The grant announced yesterday by the state Department of Environmental Protection will be used to analyze and make available data collected from a yearlong flow monitoring program. It is under way in Pittsburgh and the other 82 municipalities in the Allegheny County Sanitary Authority service area.
Asset, resource and financial information from all the municipally owned systems also will be analyzed.
Some of the money can be given to municipalities to facilitate consolidation planning.
John Schombert, executive director of the 10-year-old nonprofit, said the municipalities can use the information being collected to decide on cooperative approaches, including system consolidations, that might help reduce the cost of overflow control plans estimated in 1999 to cost them $2 billion and Alcosan another $1 billion.
"This grant will help us mine the data that's being collected and offer municipalities options on how to consolidate their systems if they want to," Mr. Schombert said yesterday at a news conference at DEP's regional office on Washington's Landing, formerly Herr's Island, in the Allegheny River.
An example of that kind of consolidation is the recent agreement by McCandless Township Sanitary Authority and Franklin Park Borough to have the authority take over operation and maintenance of the borough's sewer system.

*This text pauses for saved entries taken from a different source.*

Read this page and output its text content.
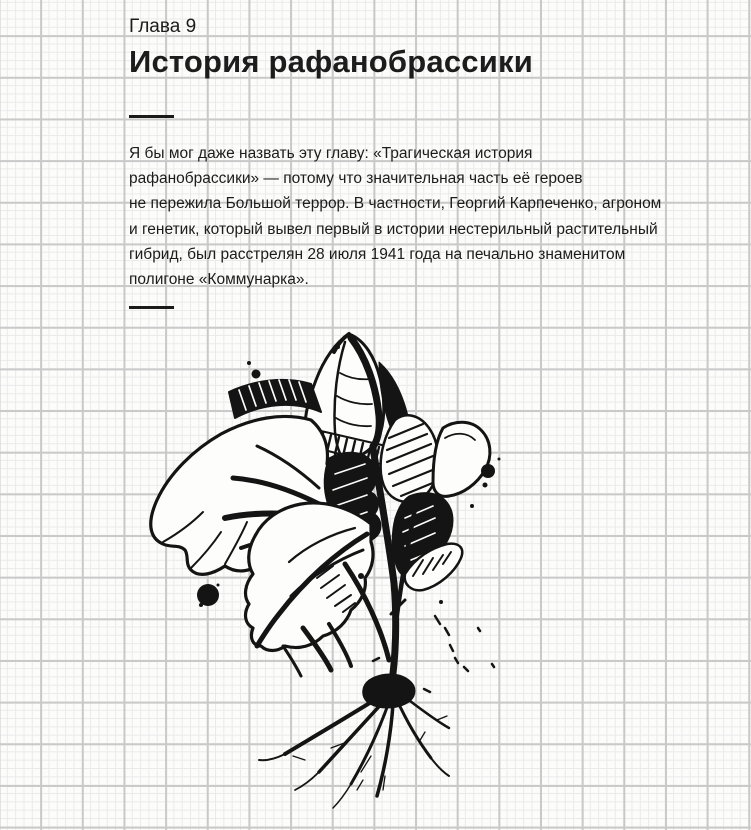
Глава 9
История рафанобрассики

Я бы мог даже назвать эту главу: «Трагическая история
рафанобрассики» — потому что значительная часть её героев
не пережила Большой террор. В частности, Георгий Карпеченко, агроном
и генетик, который вывел первый в истории нестерильный растительный
гибрид, был расстрелян 28 июля 1941 года на печально знаменитом
полигоне «Коммунарка».
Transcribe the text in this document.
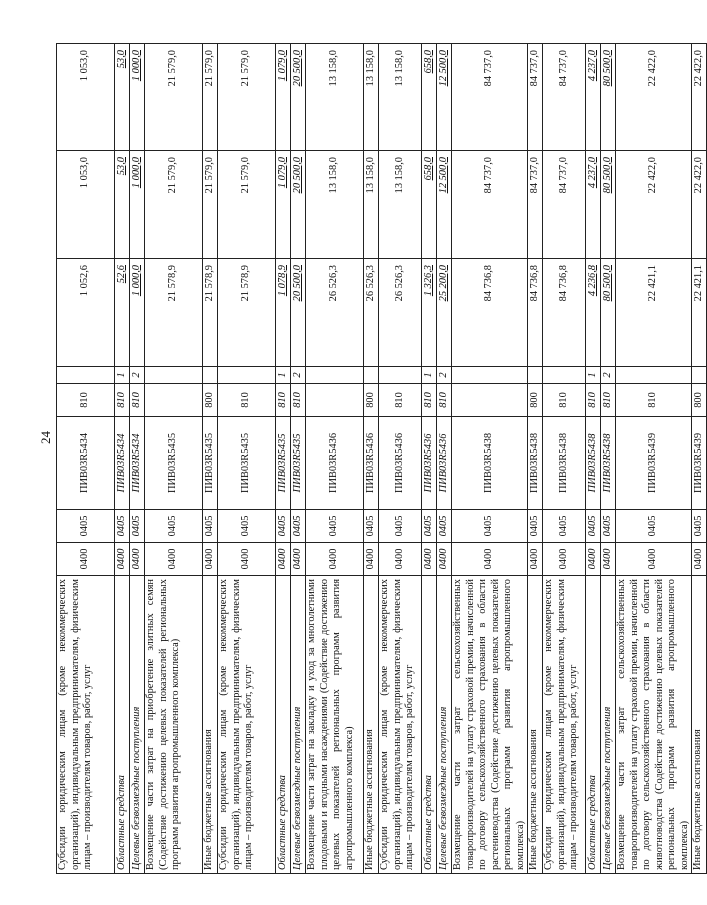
24
Субсидии юридическим лицам (кроме некоммерческих организаций), индивидуальным предпринимателям, физическим лицам – производителям товаров, работ, услуг	0400	0405	ПИВ03R5434	810		1 052,6	1 053,0	1 053,0
Областные средства	0400	0405	ПИВ03R5434	810	1	52,6	53,0	53,0
Целевые безвозмездные поступления	0400	0405	ПИВ03R5434	810	2	1 000,0	1 000,0	1 000,0
Возмещение части затрат на приобретение элитных семян (Содействие достижению целевых показателей региональных программ развития агропромышленного комплекса)	0400	0405	ПИВ03R5435			21 578,9	21 579,0	21 579,0
Иные бюджетные ассигнования	0400	0405	ПИВ03R5435	800		21 578,9	21 579,0	21 579,0
Субсидии юридическим лицам (кроме некоммерческих организаций), индивидуальным предпринимателям, физическим лицам – производителям товаров, работ, услуг	0400	0405	ПИВ03R5435	810		21 578,9	21 579,0	21 579,0
Областные средства	0400	0405	ПИВ03R5435	810	1	1 078,9	1 079,0	1 079,0
Целевые безвозмездные поступления	0400	0405	ПИВ03R5435	810	2	20 500,0	20 500,0	20 500,0
Возмещение части затрат на закладку и уход за многолетними плодовыми и ягодными насаждениями (Содействие достижению целевых показателей региональных программ развития агропромышленного комплекса)	0400	0405	ПИВ03R5436			26 526,3	13 158,0	13 158,0
Иные бюджетные ассигнования	0400	0405	ПИВ03R5436	800		26 526,3	13 158,0	13 158,0
Субсидии юридическим лицам (кроме некоммерческих организаций), индивидуальным предпринимателям, физическим лицам – производителям товаров, работ, услуг	0400	0405	ПИВ03R5436	810		26 526,3	13 158,0	13 158,0
Областные средства	0400	0405	ПИВ03R5436	810	1	1 326,3	658,0	658,0
Целевые безвозмездные поступления	0400	0405	ПИВ03R5436	810	2	25 200,0	12 500,0	12 500,0
Возмещение части затрат сельскохозяйственных товаропроизводителей на уплату страховой премии, начисленной по договору сельскохозяйственного страхования в области растениеводства (Содействие достижению целевых показателей региональных программ развития агропромышленного комплекса)	0400	0405	ПИВ03R5438			84 736,8	84 737,0	84 737,0
Иные бюджетные ассигнования	0400	0405	ПИВ03R5438	800		84 736,8	84 737,0	84 737,0
Субсидии юридическим лицам (кроме некоммерческих организаций), индивидуальным предпринимателям, физическим лицам – производителям товаров, работ, услуг	0400	0405	ПИВ03R5438	810		84 736,8	84 737,0	84 737,0
Областные средства	0400	0405	ПИВ03R5438	810	1	4 236,8	4 237,0	4 237,0
Целевые безвозмездные поступления	0400	0405	ПИВ03R5438	810	2	80 500,0	80 500,0	80 500,0
Возмещение части затрат сельскохозяйственных товаропроизводителей на уплату страховой премии, начисленной по договору сельскохозяйственного страхования в области животноводства (Содействие достижению целевых показателей региональных программ развития агропромышленного комплекса)	0400	0405	ПИВ03R5439	810		22 421,1	22 422,0	22 422,0
Иные бюджетные ассигнования	0400	0405	ПИВ03R5439	800		22 421,1	22 422,0	22 422,0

The municipality and authority received $50,000 from 3 Rivers Wet Weather to help with the planning process, which stretched over five years.
Another example is the systemwide flow monitoring being done by Alcosan that is saving its municipal members more than $15 million by eliminating the duplication of each municipality doing its own.

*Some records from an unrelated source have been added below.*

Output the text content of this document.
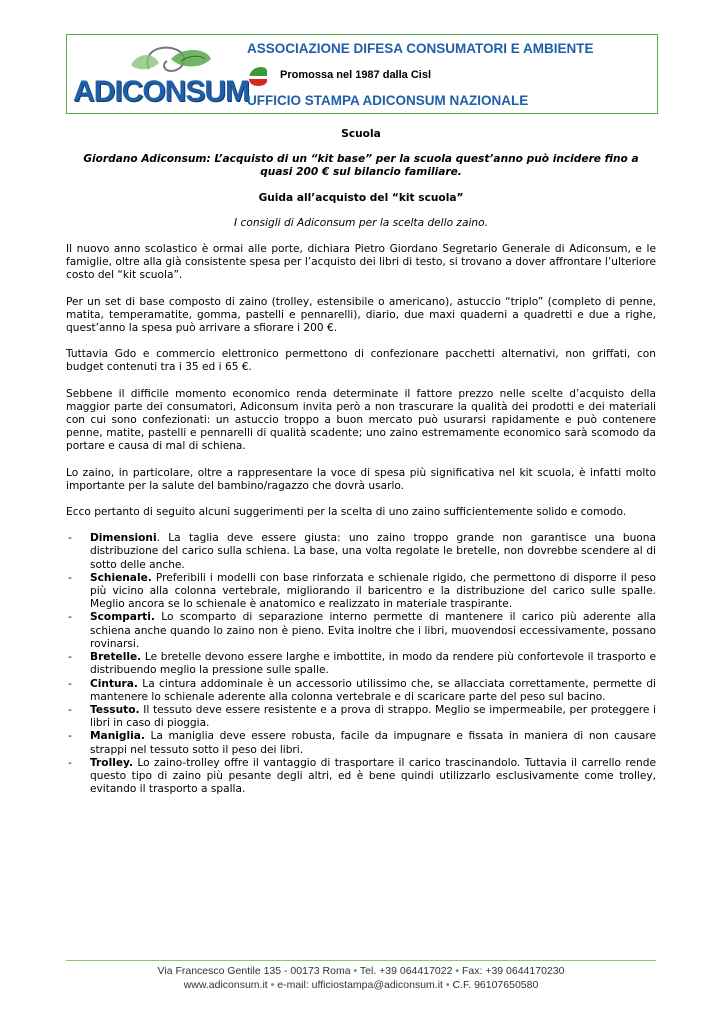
ADICONSUM
ASSOCIAZIONE DIFESA CONSUMATORI E AMBIENTE
Promossa nel 1987 dalla Cisl
UFFICIO STAMPA ADICONSUM NAZIONALE
Scuola
Giordano Adiconsum: L’acquisto di un “kit base” per la scuola quest’anno può incidere fino a quasi 200 € sul bilancio familiare.
Guida all’acquisto del “kit scuola”
I consigli di Adiconsum per la scelta dello zaino.

Il nuovo anno scolastico è ormai alle porte, dichiara Pietro Giordano Segretario Generale di Adiconsum, e le famiglie, oltre alla già consistente spesa per l’acquisto dei libri di testo, si trovano a dover affrontare l’ulteriore costo del “kit scuola”.

Per un set di base composto di zaino (trolley, estensibile o americano), astuccio “triplo” (completo di penne, matita, temperamatite, gomma, pastelli e pennarelli), diario, due maxi quaderni a quadretti e due a righe, quest’anno la spesa può arrivare a sfiorare i 200 €.

Tuttavia Gdo e commercio elettronico permettono di confezionare pacchetti alternativi, non griffati, con budget contenuti tra i 35 ed i 65 €.

Sebbene il difficile momento economico renda determinate il fattore prezzo nelle scelte d’acquisto della maggior parte dei consumatori, Adiconsum invita però a non trascurare la qualità dei prodotti e dei materiali con cui sono confezionati: un astuccio troppo a buon mercato può usurarsi rapidamente e può contenere penne, matite, pastelli e pennarelli di qualità scadente; uno zaino estremamente economico sarà scomodo da portare e causa di mal di schiena.

Lo zaino, in particolare, oltre a rappresentare la voce di spesa più significativa nel kit scuola, è infatti molto importante per la salute del bambino/ragazzo che dovrà usarlo.

Ecco pertanto di seguito alcuni suggerimenti per la scelta di uno zaino sufficientemente solido e comodo.

- Dimensioni. La taglia deve essere giusta: uno zaino troppo grande non garantisce una buona distribuzione del carico sulla schiena. La base, una volta regolate le bretelle, non dovrebbe scendere al di sotto delle anche.
- Schienale. Preferibili i modelli con base rinforzata e schienale rigido, che permettono di disporre il peso più vicino alla colonna vertebrale, migliorando il baricentro e la distribuzione del carico sulle spalle. Meglio ancora se lo schienale è anatomico e realizzato in materiale traspirante.
- Scomparti. Lo scomparto di separazione interno permette di mantenere il carico più aderente alla schiena anche quando lo zaino non è pieno. Evita inoltre che i libri, muovendosi eccessivamente, possano rovinarsi.
- Bretelle. Le bretelle devono essere larghe e imbottite, in modo da rendere più confortevole il trasporto e distribuendo meglio la pressione sulle spalle.
- Cintura. La cintura addominale è un accessorio utilissimo che, se allacciata correttamente, permette di mantenere lo schienale aderente alla colonna vertebrale e di scaricare parte del peso sul bacino.
- Tessuto. Il tessuto deve essere resistente e a prova di strappo. Meglio se impermeabile, per proteggere i libri in caso di pioggia.
- Maniglia. La maniglia deve essere robusta, facile da impugnare e fissata in maniera di non causare strappi nel tessuto sotto il peso dei libri.
- Trolley. Lo zaino-trolley offre il vantaggio di trasportare il carico trascinandolo. Tuttavia il carrello rende questo tipo di zaino più pesante degli altri, ed è bene quindi utilizzarlo esclusivamente come trolley, evitando il trasporto a spalla.
Via Francesco Gentile 135 - 00173 Roma • Tel. +39 064417022 • Fax: +39 0644170230
www.adiconsum.it • e-mail: ufficiostampa@adiconsum.it • C.F. 96107650580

Cathy Curran Myers, DEP's deputy secretary for water management, said necessary sewer system upgrades statewide will cost $20 billion and innovative and cooperative approaches are required to prevent duplication and reduce those costs.
"Regionalizing the 83 different sewer collection systems in the Alcosan service area will result in cost-effective operation and maintenance of the systems and will effectively prioritize needed capital improvements," she said.
She said a state task force, appointed by Gov. Ed Rendell in March, is working on how best to help water and sewer authorities across Pennsylvania fund maintenance and reconstruction projects needed to meet federal water quality and health standards.
Previous state grants allowed 3 Rivers Wet Weather to survey and map manholes and sewer lines throughout the Alcosan system and develop the flow monitoring system required to implement the federal consent order the county authority agreed to last year. It requires the authority to control wet weather overflows by 2026.